Il y a trois jours, l’ancien sénateur républicain d’Arizona Jeff Flake a répondu à ces questions dans une lettre ouverte à ses anciens collègues, les priant de « placer le pays avant le parti ».

« Vous auriez compris avec clarté la menace que cela représente, et vous sauriez exactement quoi faire », a écrit Flake dans cette missive publiée par le Washington Post.

Fin septembre, ce même Flake estimait à « au moins 35 » le nombre de sénateurs républicains qui voteraient en faveur de la destitution de Donald Trump si le vote était privé.

Marié à sa fonction

Mais le vote sera public, et un certain nombre de sénateurs voteront assurément contre leur conscience. Pourquoi ? Le cas de Lindsey Graham est instructif à cet égard.

Certains critiques ont cherché dans la vie privée du sénateur la raison de ses volte-face spectaculaires. Âgé de 64 ans, l’homme est célibataire et n’a pas d’enfant. Des rumeurs circulent sur son homosexualité présumée et le chantage dont il pourrait faire l’objet. Or, tout en affirmant avoir eu des relations avec des femmes, l’intéressé se présente essentiellement comme un homme marié à sa fonction.

Si tel est le cas, il est facile de comprendre pourquoi il tient tant à son siège de sénateur. Et il est tout aussi facile de comprendre pourquoi un scrutin tenu en Caroline du Sud à l’été 2018 l’a convaincu de soigner sa droite.

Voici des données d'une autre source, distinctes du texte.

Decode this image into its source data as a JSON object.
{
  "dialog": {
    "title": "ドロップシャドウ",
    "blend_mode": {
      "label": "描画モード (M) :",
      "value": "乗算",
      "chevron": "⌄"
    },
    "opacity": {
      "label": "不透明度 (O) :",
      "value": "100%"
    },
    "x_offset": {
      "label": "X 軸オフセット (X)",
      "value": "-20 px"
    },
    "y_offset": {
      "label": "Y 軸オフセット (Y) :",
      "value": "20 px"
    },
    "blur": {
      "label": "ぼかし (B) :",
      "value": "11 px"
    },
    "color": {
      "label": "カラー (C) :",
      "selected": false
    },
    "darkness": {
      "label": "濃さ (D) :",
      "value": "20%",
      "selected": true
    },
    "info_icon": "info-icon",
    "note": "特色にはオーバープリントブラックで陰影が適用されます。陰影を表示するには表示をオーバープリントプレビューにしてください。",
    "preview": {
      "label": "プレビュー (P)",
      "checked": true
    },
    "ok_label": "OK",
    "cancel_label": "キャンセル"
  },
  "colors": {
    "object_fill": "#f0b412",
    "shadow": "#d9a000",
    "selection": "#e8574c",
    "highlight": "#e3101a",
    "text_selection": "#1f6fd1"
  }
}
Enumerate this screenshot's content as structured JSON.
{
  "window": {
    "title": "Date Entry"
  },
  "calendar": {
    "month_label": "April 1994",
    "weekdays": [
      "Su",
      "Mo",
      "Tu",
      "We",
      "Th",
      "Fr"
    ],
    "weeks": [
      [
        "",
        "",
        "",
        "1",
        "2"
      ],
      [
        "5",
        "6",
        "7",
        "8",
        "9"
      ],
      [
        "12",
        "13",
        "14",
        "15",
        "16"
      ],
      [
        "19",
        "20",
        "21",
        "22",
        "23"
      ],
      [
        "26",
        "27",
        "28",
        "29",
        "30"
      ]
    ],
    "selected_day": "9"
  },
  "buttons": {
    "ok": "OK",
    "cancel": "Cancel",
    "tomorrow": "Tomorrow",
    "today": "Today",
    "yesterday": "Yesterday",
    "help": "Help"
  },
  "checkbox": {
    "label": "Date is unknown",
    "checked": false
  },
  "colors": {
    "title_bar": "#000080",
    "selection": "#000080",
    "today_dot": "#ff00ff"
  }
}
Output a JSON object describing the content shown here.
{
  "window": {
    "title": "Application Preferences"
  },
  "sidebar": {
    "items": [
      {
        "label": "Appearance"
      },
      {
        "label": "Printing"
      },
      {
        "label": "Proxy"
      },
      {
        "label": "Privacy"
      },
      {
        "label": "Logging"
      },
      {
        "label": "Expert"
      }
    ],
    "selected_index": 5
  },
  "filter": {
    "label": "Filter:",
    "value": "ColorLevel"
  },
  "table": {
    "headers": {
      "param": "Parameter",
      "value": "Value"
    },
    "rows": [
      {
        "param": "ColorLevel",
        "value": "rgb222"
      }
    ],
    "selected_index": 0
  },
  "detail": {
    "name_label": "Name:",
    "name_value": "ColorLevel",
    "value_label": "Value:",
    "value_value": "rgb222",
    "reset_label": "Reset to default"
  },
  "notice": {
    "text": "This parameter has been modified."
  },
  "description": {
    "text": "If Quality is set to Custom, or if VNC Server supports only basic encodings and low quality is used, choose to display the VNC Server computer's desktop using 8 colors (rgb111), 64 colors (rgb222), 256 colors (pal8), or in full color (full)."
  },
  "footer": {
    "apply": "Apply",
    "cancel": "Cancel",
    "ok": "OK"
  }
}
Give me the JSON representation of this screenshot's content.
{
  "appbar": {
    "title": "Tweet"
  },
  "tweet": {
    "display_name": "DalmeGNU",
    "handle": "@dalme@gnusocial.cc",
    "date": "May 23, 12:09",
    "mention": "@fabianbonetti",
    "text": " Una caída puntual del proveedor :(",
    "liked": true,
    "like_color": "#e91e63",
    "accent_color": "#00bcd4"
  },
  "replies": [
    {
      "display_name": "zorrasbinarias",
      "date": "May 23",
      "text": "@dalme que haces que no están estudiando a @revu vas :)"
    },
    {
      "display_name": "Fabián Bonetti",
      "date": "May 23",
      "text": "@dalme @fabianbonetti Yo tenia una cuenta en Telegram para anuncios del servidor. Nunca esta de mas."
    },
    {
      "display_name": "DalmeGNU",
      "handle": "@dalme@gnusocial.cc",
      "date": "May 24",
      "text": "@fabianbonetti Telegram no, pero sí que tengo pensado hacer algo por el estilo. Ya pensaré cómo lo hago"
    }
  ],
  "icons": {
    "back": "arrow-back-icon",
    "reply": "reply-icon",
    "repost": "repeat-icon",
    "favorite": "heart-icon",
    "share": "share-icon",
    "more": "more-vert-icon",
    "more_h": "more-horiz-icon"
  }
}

Choisi pour remplacer Nikki Haley au poste de gouverneur de cet État, Henry McMaster a failli perdre une primaire républicaine contre John Warren, homme d’affaires dans le moule de Donald Trump. Peu après cette défaite honorable, Warren a annoncé qu’il songeait à défier Lindsey Graham en 2020.

« Je pense que nous vivons dans un grand État conservateur, et nous méritons deux sénateurs conservateurs », a déclaré Warren sur Fox News en juillet 2018, laissant entendre que Lindsey Graham était trop modéré.

Les volte-face de Lindsey Graham pourraient donc s’expliquer par cette crainte d’être dépeint comme un mauvais conservateur ou comme un républicain déloyal à Donald Trump. Une crainte partagée, cela s’entend, par un grand nombre de républicains du Congrès.

Or, si le président demeure archipopulaire auprès de la base républicaine de la Caroline du Sud, Lindsey Graham l’est beaucoup moins dans l’ensemble de l’électorat de cet État. Un sondage récent indiquait qu’il menait par seulement deux points de pourcentage sur un possible rival démocrate, Jaime Harrison.

Comme quoi Lindsey Graham devrait peut-être aussi soigner sa gauche.